There is a statue of George Washington across from the New
York Stock Exchange, on Wall Street. It’s banked by steps where tourists often
stand, to get their pictures taken in the heart of American capitalism. But at present, it’s difficult to get close
to the old man. Around him, and around the steps are barricades, the metal
kind, linked together to contain the statue, and the steps, from passersby. One
can enter the steps, but only by passing through a narrow gap, policed by
Federal police (because this is a federal monument). Some of the police are,
oddly, wearing SWAT uniforms – as if someone was about to start a riot, or
start shooting the street up. Not that they’d get very far, because Wall Street
itself is barricaded, both at the ends, and along the edge of the sidewalk. It’s
tricky to maneuver in this old lane. This, not coincidentally is also where
Occupy Wall street activists are currently… occupying.
The original location had of course been Zuccotti Park, a
hundred yards away. Since mid-march there was an occupation at Union Square, twenty
blocks north, nightly cleared by police. Now the group, the stalwarts who hold
down the space, have got prime real estate, one half of the steps, within the
barricades, directly across from the stock exchange. But it’s a nerve grinding
space of harassment and intimidation. I went by there yesterday for an hour or
so. I was with Sidney and Mac and an Irishman and his three year old Scarlett.
We had a stroller with us. We were told immediately that we couldn’t bring the stroller into the steps. But we couldn’t
leave it beside the steps either. In fact, we couldn’t stop touching it at any
time. So we took turns holding onto it, outside the barriers, on the sidewalk
as we stayed within the barricade.
It was a motley collection of folks inside the barricade.
Most Occupy activists are busy elsewhere – organizing for Mayday, simply
getting on with their lives, maybe going to meetings or organizing in their
neighbourhood or workplace. Those who spend time here are able to do so for a
variety of reasons. There was the one young man, about 25, bearded, holding a hand
lettered sign from the AIDS march earlier in the day, that read how he lost two
uncles to AIDS and that the government needed to tax the rich to end the
ongoing deaths. He told me that he’d been at Occupy since the first day, and
that his family is worried.”I’ll get a job”, he explained – but not until after
Mayday. There was the veteran peace activist who had trained the young ones in
Non violent civil disobedience. He’d been there a lot, and was tired but angry.
He told us about how he’d been told that he could hold a sign, but not lean it
against anything. When he’d been there the previous night, he rested it against
his knees and the police snatched it. He put on his Guy Fawkes mask after a
while and sat there quietly. The tall, young, African American man, silently holding
his sign about human rights. The gaggle of college students talking about their
courses. The older white woman with her canvas shopping bag. And the
young, white man who was celebrating his 21st birthday. His long hair held back with an American flag
bandanna, he argued that we needed to work together to resist the penny harassment.

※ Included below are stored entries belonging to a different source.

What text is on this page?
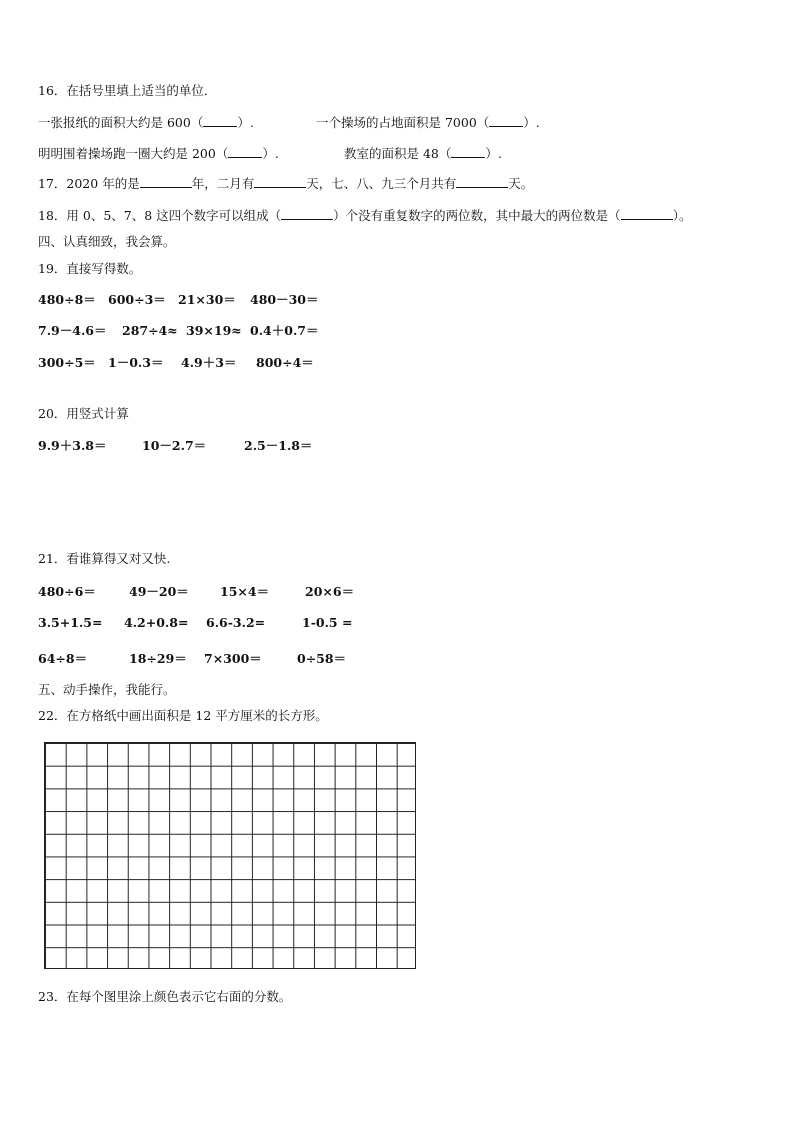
16．在括号里填上适当的单位．
一张报纸的面积大约是 600（	）.	一个操场的占地面积是 7000（	）.
明明围着操场跑一圈大约是 200（	）.	教室的面积是 48（	）.
17．2020 年的是	年，二月有	天，七、八、九三个月共有	天。
18．用 0、5、7、8 这四个数字可以组成（	）个没有重复数字的两位数，其中最大的两位数是（	）。
四、认真细致，我会算。
19．直接写得数。
480÷8＝ 600÷3＝ 21×30＝ 480－30＝
7.9－4.6＝ 287÷4≈ 39×19≈ 0.4＋0.7＝
300÷5＝ 1－0.3＝ 4.9＋3＝ 800÷4＝
20．用竖式计算
9.9＋3.8＝	10－2.7＝	2.5－1.8＝
21．看谁算得又对又快.
480÷6＝	49－20＝ 15×4＝	20×6＝
3.5+1.5= 4.2+0.8= 6.6-3.2=	1-0.5 =
64÷8＝	18÷29＝ 7×300＝	0÷58＝
五、动手操作，我能行。
22．在方格纸中画出面积是 12 平方厘米的长方形。
23．在每个图里涂上颜色表示它右面的分数。
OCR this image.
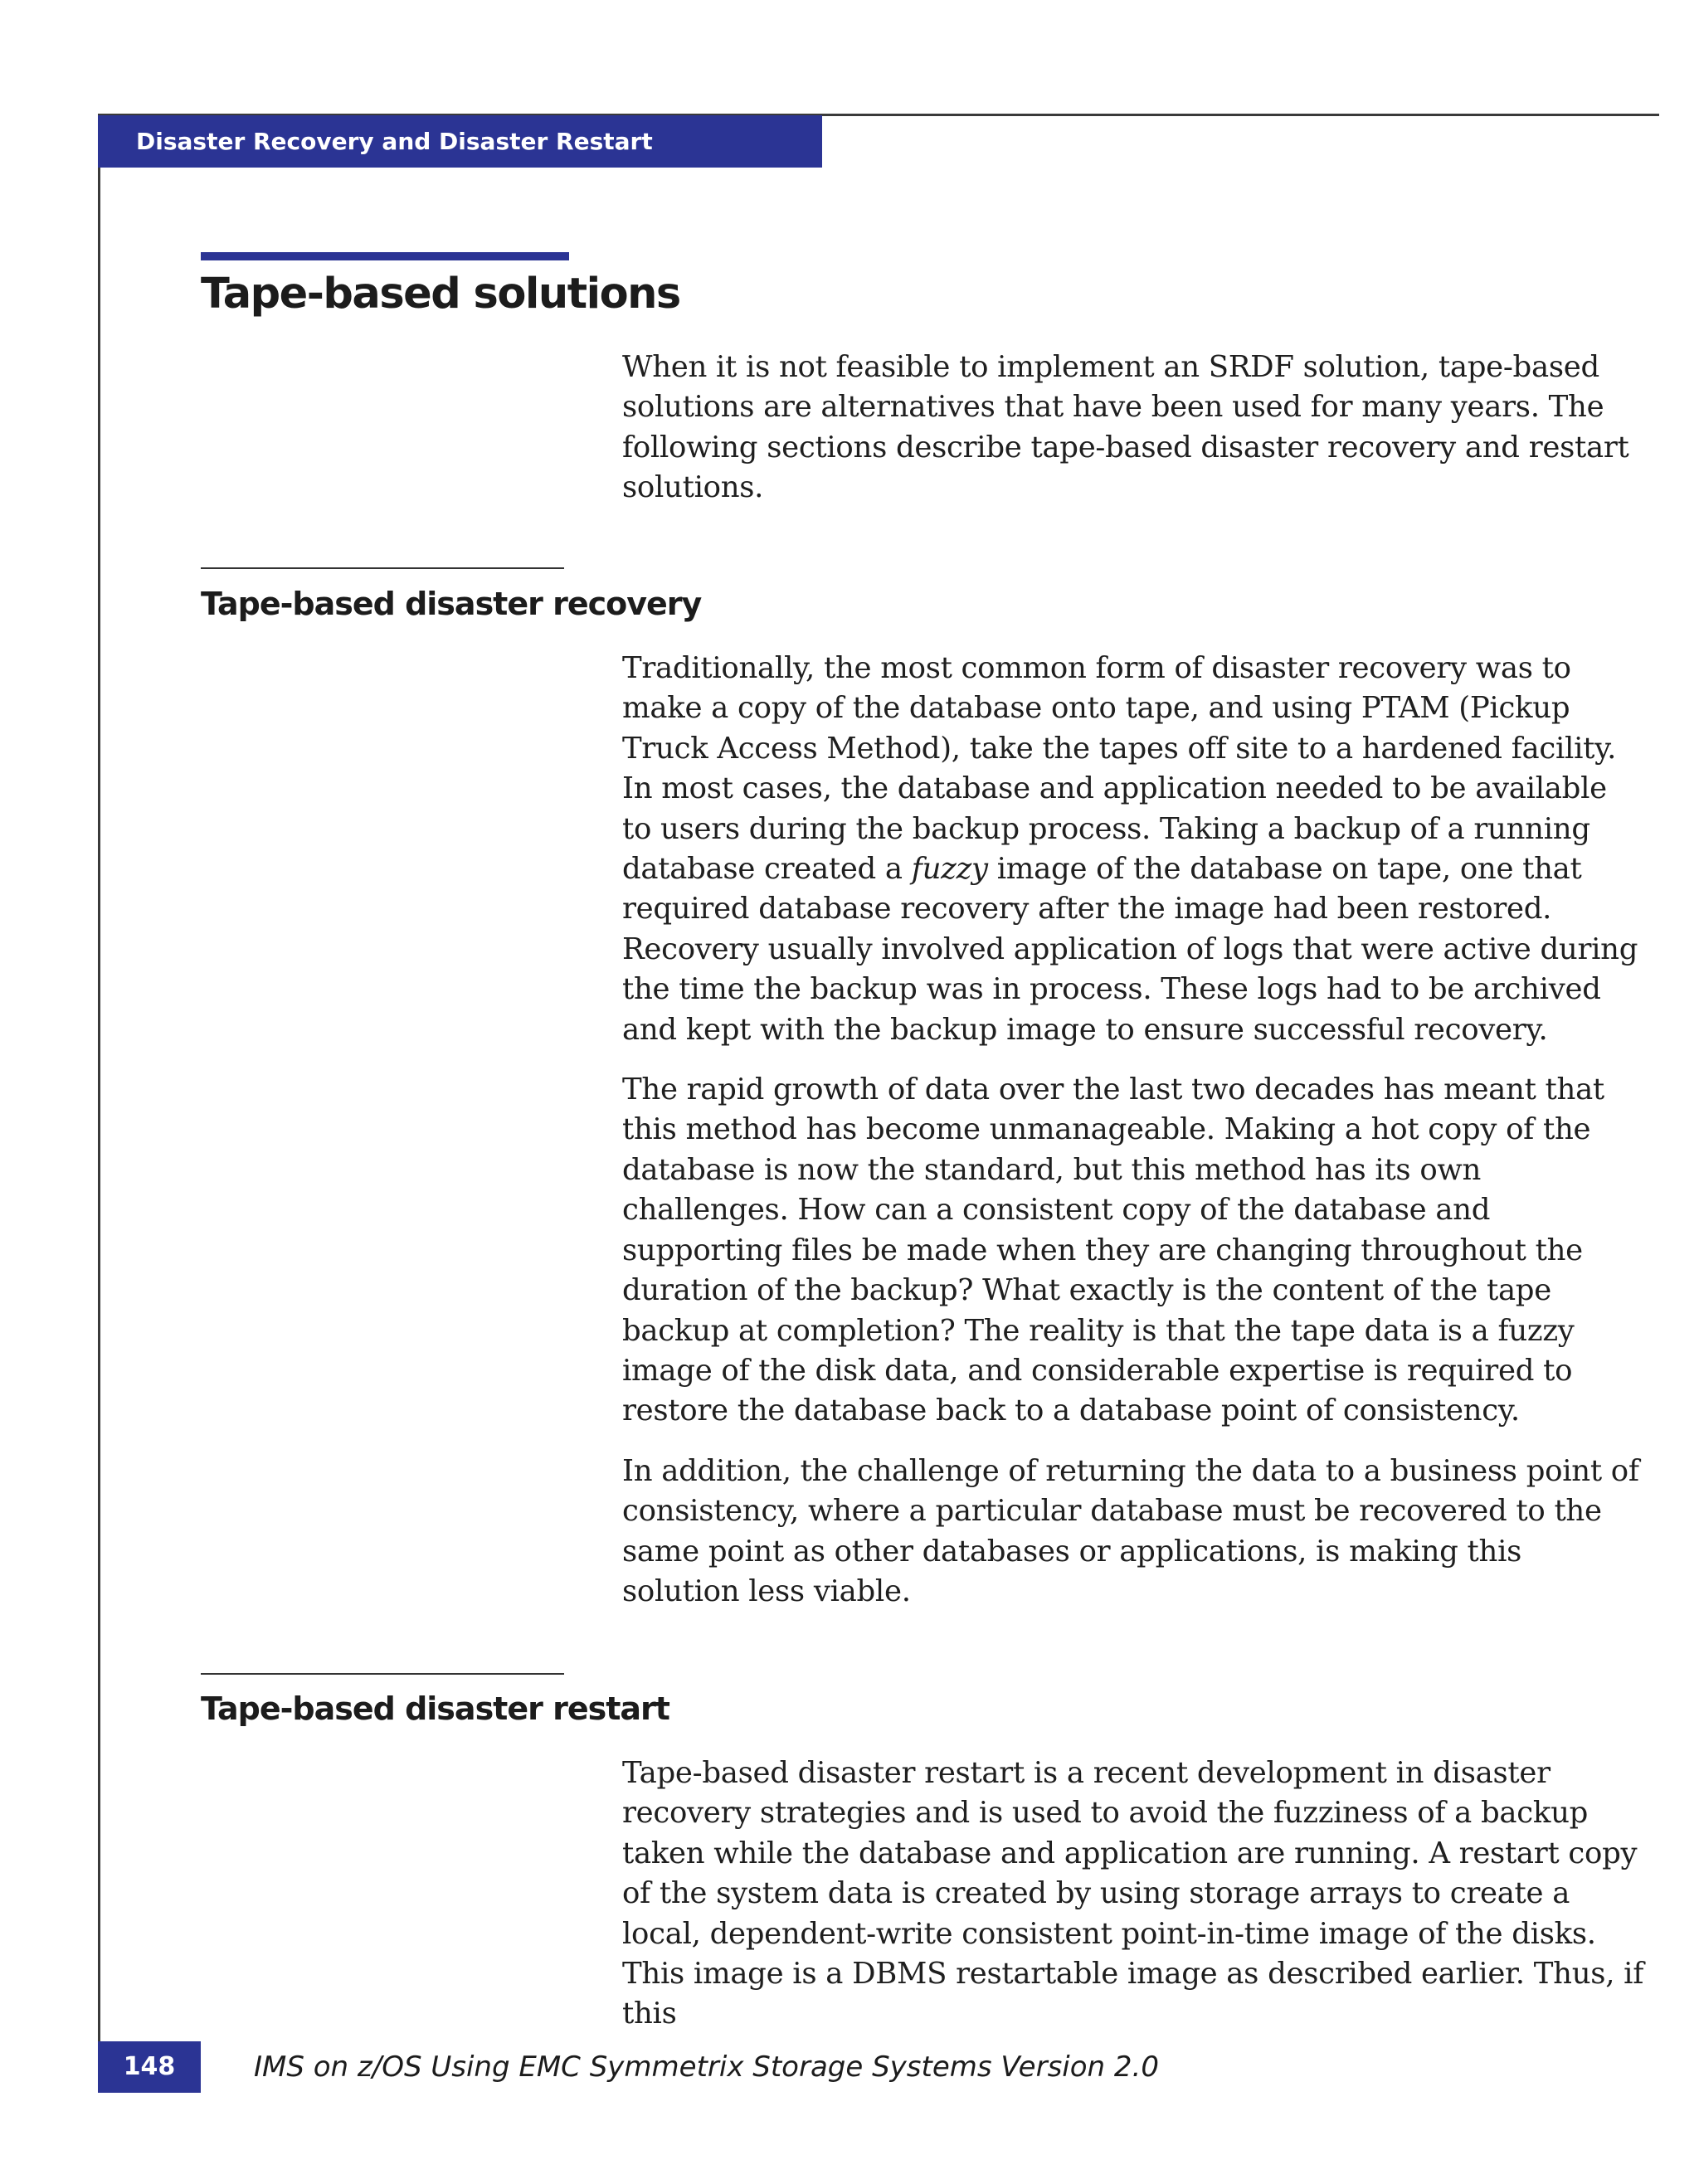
Disaster Recovery and Disaster Restart
Tape-based solutions

When it is not feasible to implement an SRDF solution, tape-based solutions are alternatives that have been used for many years. The following sections describe tape-based disaster recovery and restart solutions.

Tape-based disaster recovery

Traditionally, the most common form of disaster recovery was to make a copy of the database onto tape, and using PTAM (Pickup Truck Access Method), take the tapes off site to a hardened facility. In most cases, the database and application needed to be available to users during the backup process. Taking a backup of a running database created a fuzzy image of the database on tape, one that required database recovery after the image had been restored. Recovery usually involved application of logs that were active during the time the backup was in process. These logs had to be archived and kept with the backup image to ensure successful recovery.

The rapid growth of data over the last two decades has meant that this method has become unmanageable. Making a hot copy of the database is now the standard, but this method has its own challenges. How can a consistent copy of the database and supporting files be made when they are changing throughout the duration of the backup? What exactly is the content of the tape backup at completion? The reality is that the tape data is a fuzzy image of the disk data, and considerable expertise is required to restore the database back to a database point of consistency.

In addition, the challenge of returning the data to a business point of consistency, where a particular database must be recovered to the same point as other databases or applications, is making this solution less viable.

Tape-based disaster restart

Tape-based disaster restart is a recent development in disaster recovery strategies and is used to avoid the fuzziness of a backup taken while the database and application are running. A restart copy of the system data is created by using storage arrays to create a local, dependent-write consistent point-in-time image of the disks. This image is a DBMS restartable image as described earlier. Thus, if this

148	IMS on z/OS Using EMC Symmetrix Storage Systems Version 2.0
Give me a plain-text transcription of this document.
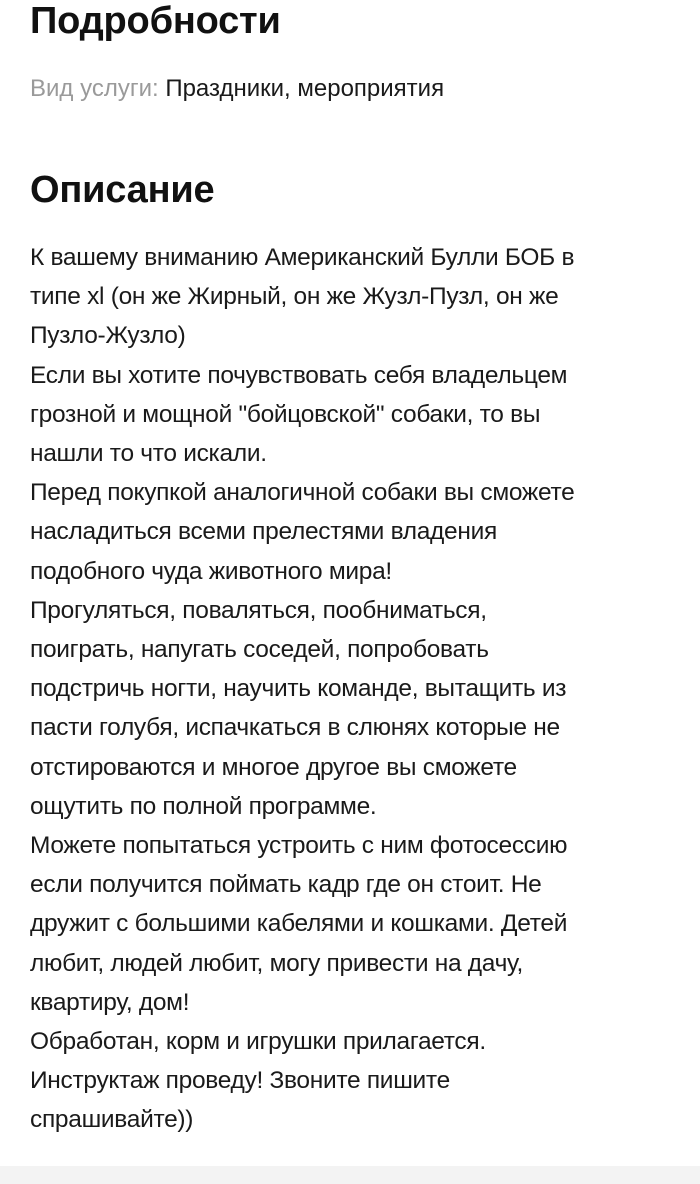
Подробности
Вид услуги: Праздники, мероприятия
Описание
К вашему вниманию Американский Булли БОБ в
типе xl (он же Жирный, он же Жузл-Пузл, он же
Пузло-Жузло)
Если вы хотите почувствовать себя владельцем
грозной и мощной "бойцовской" собаки, то вы
нашли то что искали.
Перед покупкой аналогичной собаки вы сможете
насладиться всеми прелестями владения
подобного чуда животного мира!
Прогуляться, поваляться, пообниматься,
поиграть, напугать соседей, попробовать
подстричь ногти, научить команде, вытащить из
пасти голубя, испачкаться в слюнях которые не
отстироваются и многое другое вы сможете
ощутить по полной программе.
Можете попытаться устроить с ним фотосессию
если получится поймать кадр где он стоит. Не
дружит с большими кабелями и кошками. Детей
любит, людей любит, могу привести на дачу,
квартиру, дом!
Обработан, корм и игрушки прилагается.
Инструктаж проведу! Звоните пишите
спрашивайте))
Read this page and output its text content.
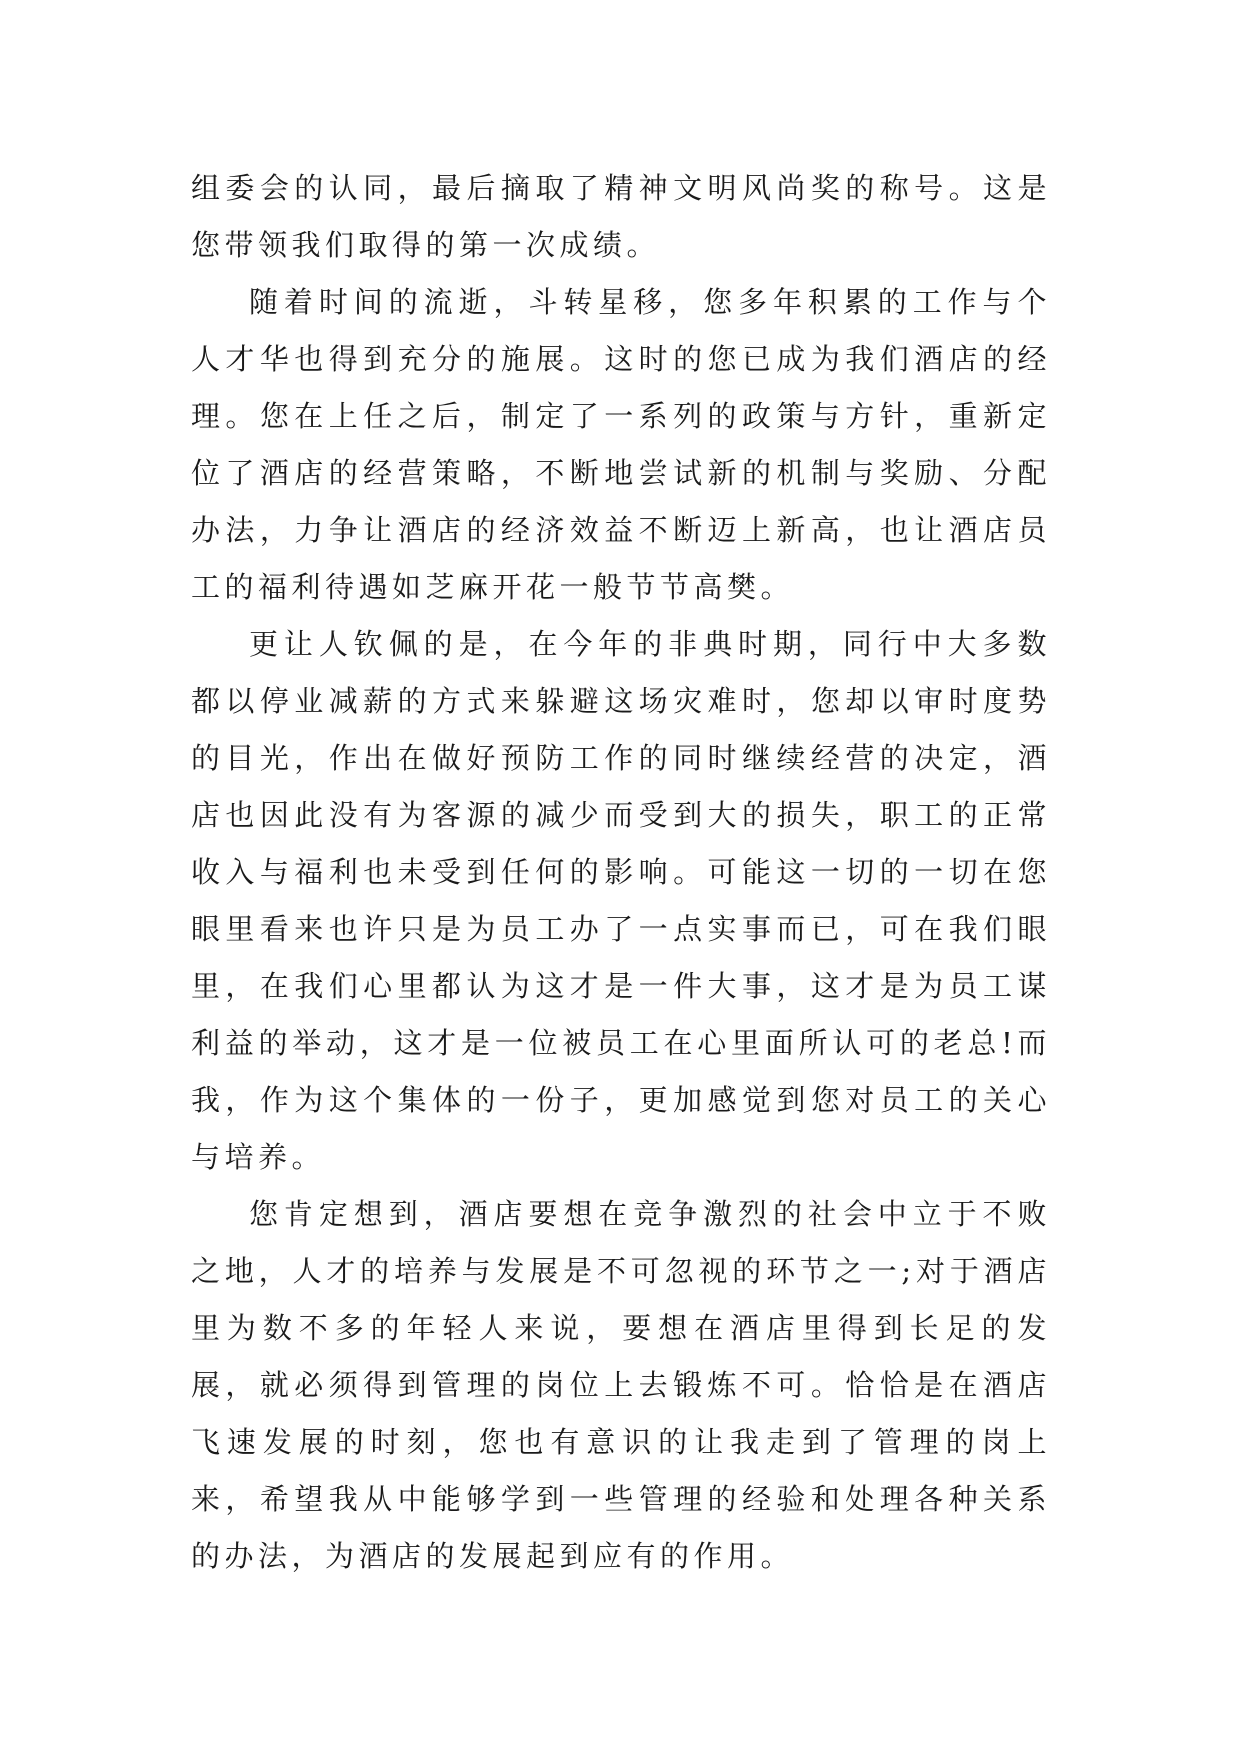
组委会的认同，最后摘取了精神文明风尚奖的称号。这是您带领我们取得的第一次成绩。

随着时间的流逝，斗转星移，您多年积累的工作与个人才华也得到充分的施展。这时的您已成为我们酒店的经理。您在上任之后，制定了一系列的政策与方针，重新定位了酒店的经营策略，不断地尝试新的机制与奖励、分配办法，力争让酒店的经济效益不断迈上新高，也让酒店员工的福利待遇如芝麻开花一般节节高樊。

更让人钦佩的是，在今年的非典时期，同行中大多数都以停业减薪的方式来躲避这场灾难时，您却以审时度势的目光，作出在做好预防工作的同时继续经营的决定，酒店也因此没有为客源的减少而受到大的损失，职工的正常收入与福利也未受到任何的影响。可能这一切的一切在您眼里看来也许只是为员工办了一点实事而已，可在我们眼里，在我们心里都认为这才是一件大事，这才是为员工谋利益的举动，这才是一位被员工在心里面所认可的老总!而我，作为这个集体的一份子，更加感觉到您对员工的关心与培养。

您肯定想到，酒店要想在竞争激烈的社会中立于不败之地，人才的培养与发展是不可忽视的环节之一;对于酒店里为数不多的年轻人来说，要想在酒店里得到长足的发展，就必须得到管理的岗位上去锻炼不可。恰恰是在酒店飞速发展的时刻，您也有意识的让我走到了管理的岗上来，希望我从中能够学到一些管理的经验和处理各种关系的办法，为酒店的发展起到应有的作用。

I agreed wholeheartedly. Because it’s the little things that are wearing people
down. After a while, one of the federal police told us that we needed to remove
the stroller. I asked him if we could put it up at the top of the steps or
where we might put it and he advanced on me threateningly, yelling ‘didn’t you
understand what I said?! Get rid of it!’ This of course meant that the stroller
and its owners had to go. I walked with them to the end of the street and then
returned to do some reading. Ironically, I was reading a book on the Public
Sphere and 19th century social movements. I tried to return to
the steps and was told that only 25 people were allowed to sit in the ‘protest’
side – 25 filling maybe 20% of the space there. So I went to the other side of the statue. Unfortunately here, no one was allowed to speak loudly or sing, a fact we
quickly learned when some folks tried to sing a version of Officer Krumpsky
from West Side Story. Nor were we allowed to hold signs.
I tried to be tricky, simply holding up the title of the book as I read, hoping
it would speak for itself. However, the idea caught on and people got sheets of
the latest ‘Occupy’ newspaper and held them up as they were reading them.
Immediately, we were all cleared from the ‘protest’ side of the steps. Spilling
onto the sidewalk, one older activist held onto one of the barricades,
rattling it. Immediately, he was tackled and arrested. No one was really sure
what the charges were. Every day there are arrests like these, they don’t make
the paper, and they are intended to dissuade anyone interested in protesting. It can work. As I
was about to leave an older white man got onto the steps, called on the passing
tourists to support these young people. He explained, “I came out of the civil
rights movement, and I am proud to be here today with these young people as
they defend our rights and our freedoms. God bless ‘em.” Despite the messiness
and lack of clarity around what’s unfolding on those steps, I think that their
endurance is a sign of how committed some of the people mobilized by OWS are. If
they aren’t worn down by the police and the neglect around them, it bodes well for
the larger struggle to create a fairer world.